I'm curious too, please, explain us with some examples...

Some mathematics definition are 'culture dependent'.
For example a triangle is defined in Latin country as polygon formed of 3 points. In Anglo Saxon countries as a polygon formed by 3 non-aligned points. It makes a difference.

It is the same for Quartiles.
To find quartiles, you have to first find the middle of an ordered list.
BUT how do you defined the middle of an odd sized list? multiple answers, multiple systems.
Then, you have to find the middle of the 2 sides. Well, what do you do with the middle that you already found? Do you include it in the sides or not? multiple answers, multiple definitions of Quartiles...

At this point, Prime supports the Anglo Saxon definition of Quartiles only.

My maths class was a long time ago, so maybe I am remembering wrongly. But I seem to recall that which definition you should use for the middle of an odd-sized list depended not on culture (which we were not aware of pre-Internet), but on application. For some applications like shoe sizes you might choose one of the two middle values. For other applications you might average them.

In the past when calculators only handled numbers it was only possible to return a numeric value - and whichever number you choose is always going to confuse someone with a different assumption or mode setting.

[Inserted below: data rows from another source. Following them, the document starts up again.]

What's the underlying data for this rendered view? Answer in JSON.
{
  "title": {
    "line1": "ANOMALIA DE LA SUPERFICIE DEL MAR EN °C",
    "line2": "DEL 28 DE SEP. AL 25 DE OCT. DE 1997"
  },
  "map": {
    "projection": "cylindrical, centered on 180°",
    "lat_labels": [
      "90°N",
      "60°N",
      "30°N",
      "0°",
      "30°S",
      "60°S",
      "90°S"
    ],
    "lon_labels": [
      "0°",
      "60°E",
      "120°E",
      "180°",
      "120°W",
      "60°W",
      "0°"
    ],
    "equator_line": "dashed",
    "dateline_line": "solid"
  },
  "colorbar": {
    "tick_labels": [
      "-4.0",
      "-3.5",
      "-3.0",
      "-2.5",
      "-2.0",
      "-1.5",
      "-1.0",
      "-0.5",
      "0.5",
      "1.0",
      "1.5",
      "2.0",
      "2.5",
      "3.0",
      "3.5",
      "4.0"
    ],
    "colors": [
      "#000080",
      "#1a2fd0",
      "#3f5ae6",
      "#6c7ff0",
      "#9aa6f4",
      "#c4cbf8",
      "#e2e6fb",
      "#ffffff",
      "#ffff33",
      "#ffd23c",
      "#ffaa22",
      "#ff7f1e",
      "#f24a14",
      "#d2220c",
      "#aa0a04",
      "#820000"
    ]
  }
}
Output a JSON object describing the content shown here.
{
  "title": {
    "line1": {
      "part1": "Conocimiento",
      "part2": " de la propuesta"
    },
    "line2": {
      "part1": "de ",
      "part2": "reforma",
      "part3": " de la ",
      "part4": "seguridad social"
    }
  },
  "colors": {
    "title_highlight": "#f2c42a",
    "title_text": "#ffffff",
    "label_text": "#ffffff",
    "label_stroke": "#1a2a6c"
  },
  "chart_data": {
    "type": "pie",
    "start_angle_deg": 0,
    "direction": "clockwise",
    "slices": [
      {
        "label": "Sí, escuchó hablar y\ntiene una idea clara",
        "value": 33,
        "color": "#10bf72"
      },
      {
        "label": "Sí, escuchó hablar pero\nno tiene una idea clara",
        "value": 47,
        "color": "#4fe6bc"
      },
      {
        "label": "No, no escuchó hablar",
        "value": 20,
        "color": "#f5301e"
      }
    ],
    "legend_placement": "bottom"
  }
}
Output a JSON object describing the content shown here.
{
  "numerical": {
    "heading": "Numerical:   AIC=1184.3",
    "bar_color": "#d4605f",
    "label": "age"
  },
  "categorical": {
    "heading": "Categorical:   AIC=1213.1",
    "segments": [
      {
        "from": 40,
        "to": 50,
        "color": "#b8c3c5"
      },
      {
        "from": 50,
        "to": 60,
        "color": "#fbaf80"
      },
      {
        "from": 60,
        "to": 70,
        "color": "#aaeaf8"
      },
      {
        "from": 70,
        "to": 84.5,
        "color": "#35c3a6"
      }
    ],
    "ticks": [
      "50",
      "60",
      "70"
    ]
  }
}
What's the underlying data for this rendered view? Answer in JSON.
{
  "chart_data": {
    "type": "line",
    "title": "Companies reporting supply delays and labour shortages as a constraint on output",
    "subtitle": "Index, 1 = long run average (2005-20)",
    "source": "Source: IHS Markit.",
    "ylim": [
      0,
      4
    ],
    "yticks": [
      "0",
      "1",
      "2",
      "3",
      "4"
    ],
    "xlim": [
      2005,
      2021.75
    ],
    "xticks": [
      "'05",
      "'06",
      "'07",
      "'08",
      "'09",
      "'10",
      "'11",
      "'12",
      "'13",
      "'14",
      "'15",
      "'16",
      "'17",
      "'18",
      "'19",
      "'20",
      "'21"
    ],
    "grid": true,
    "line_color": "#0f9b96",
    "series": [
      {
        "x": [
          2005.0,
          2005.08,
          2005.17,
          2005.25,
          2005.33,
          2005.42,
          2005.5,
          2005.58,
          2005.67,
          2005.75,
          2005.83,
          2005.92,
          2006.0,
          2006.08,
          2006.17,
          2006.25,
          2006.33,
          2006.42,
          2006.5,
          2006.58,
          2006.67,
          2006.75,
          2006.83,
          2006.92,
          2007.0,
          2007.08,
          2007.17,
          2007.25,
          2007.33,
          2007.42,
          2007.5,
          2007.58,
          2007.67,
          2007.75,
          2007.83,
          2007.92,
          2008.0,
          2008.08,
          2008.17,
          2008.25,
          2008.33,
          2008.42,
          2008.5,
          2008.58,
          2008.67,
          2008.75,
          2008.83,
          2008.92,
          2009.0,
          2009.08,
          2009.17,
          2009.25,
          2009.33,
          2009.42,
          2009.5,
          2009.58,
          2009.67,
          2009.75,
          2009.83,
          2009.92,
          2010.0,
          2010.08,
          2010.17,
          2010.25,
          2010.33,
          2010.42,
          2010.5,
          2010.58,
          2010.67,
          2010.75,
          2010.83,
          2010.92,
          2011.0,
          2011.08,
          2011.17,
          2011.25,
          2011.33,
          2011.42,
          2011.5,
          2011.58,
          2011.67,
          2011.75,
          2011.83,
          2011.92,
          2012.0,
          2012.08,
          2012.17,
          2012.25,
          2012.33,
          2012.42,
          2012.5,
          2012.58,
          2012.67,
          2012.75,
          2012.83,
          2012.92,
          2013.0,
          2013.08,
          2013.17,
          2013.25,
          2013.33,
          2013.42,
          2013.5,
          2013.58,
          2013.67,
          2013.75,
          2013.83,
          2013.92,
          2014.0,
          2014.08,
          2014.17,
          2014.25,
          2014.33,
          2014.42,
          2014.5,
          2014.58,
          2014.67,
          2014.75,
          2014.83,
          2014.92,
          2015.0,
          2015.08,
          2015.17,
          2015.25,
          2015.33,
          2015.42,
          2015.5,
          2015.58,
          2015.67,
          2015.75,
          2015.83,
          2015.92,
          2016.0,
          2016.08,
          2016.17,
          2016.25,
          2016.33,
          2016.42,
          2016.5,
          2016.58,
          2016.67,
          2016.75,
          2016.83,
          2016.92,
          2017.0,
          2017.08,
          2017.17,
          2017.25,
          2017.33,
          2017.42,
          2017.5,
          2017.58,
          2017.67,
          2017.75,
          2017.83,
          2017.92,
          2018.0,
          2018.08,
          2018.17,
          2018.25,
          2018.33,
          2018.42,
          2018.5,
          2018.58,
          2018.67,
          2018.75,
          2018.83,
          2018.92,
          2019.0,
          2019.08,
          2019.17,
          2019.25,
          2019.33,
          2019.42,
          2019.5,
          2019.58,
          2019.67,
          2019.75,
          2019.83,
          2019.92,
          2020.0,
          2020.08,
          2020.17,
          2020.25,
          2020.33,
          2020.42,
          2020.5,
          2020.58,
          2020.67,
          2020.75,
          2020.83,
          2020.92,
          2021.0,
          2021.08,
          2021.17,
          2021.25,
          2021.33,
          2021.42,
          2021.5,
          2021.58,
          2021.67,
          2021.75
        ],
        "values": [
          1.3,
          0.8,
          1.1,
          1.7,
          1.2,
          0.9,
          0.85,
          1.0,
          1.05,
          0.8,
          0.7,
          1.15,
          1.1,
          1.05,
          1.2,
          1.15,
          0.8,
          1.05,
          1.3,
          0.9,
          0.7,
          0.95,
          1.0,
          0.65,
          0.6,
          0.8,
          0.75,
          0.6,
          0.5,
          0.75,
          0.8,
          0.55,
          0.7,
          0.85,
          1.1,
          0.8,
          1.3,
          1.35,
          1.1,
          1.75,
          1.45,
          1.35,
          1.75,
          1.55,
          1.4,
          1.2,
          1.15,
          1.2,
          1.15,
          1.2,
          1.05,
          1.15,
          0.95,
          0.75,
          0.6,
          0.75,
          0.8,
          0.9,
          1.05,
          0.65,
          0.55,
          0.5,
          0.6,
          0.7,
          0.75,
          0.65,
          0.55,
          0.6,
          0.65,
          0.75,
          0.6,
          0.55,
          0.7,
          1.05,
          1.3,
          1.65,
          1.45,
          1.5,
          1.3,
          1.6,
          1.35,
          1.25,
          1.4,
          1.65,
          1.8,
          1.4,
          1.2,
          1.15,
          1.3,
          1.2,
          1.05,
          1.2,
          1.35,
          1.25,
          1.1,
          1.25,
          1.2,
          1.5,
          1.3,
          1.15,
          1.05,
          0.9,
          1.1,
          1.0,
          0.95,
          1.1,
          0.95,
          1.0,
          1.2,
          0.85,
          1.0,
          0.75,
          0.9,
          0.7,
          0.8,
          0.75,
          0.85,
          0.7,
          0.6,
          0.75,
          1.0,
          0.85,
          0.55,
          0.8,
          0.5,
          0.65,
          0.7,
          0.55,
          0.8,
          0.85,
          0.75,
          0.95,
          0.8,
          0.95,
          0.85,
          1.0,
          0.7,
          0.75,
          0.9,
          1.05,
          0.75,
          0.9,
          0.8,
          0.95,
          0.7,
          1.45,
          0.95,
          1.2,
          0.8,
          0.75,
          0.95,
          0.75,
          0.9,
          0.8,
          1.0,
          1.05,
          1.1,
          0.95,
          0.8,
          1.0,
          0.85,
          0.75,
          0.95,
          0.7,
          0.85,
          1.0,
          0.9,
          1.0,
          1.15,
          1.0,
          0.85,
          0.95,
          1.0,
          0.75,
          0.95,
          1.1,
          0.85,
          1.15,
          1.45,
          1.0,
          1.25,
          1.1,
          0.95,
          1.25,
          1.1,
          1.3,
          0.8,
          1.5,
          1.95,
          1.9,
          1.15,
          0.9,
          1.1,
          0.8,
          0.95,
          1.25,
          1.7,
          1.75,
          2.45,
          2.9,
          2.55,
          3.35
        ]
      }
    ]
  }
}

I would propose that the least confusing value to return on a modern calculator is not some random number depending on some probably unspecified mode setting hidden in one menu or another depending on which calculator you have. The best value to return is a list containing the two numbers of interest. A list containing two middle numbers for odd-sized lists (and for consistency a list containing one number for an even sized list).

That way there are no unexplained mode settings and no pupils getting different answers!

Once you have that list of one or two numbers visible to the pupil, the pupil can decide whether to use one or the other, or choose one at random, or calculate the average. All simple clear and explainable maths depending on the application. No hidden mode settings necessary.

here is a fourth method :-)

(09-11-2015 05:14 AM)cyrille de brébisson Wrote: [ -> ]cool,

here is a fourth method :-)



Excel uses method 2 from the Wikipedia article, no alternative & no detailed explanation.
The G1CMZ proposal...

excel, another calculator, another method. Cyrille's point.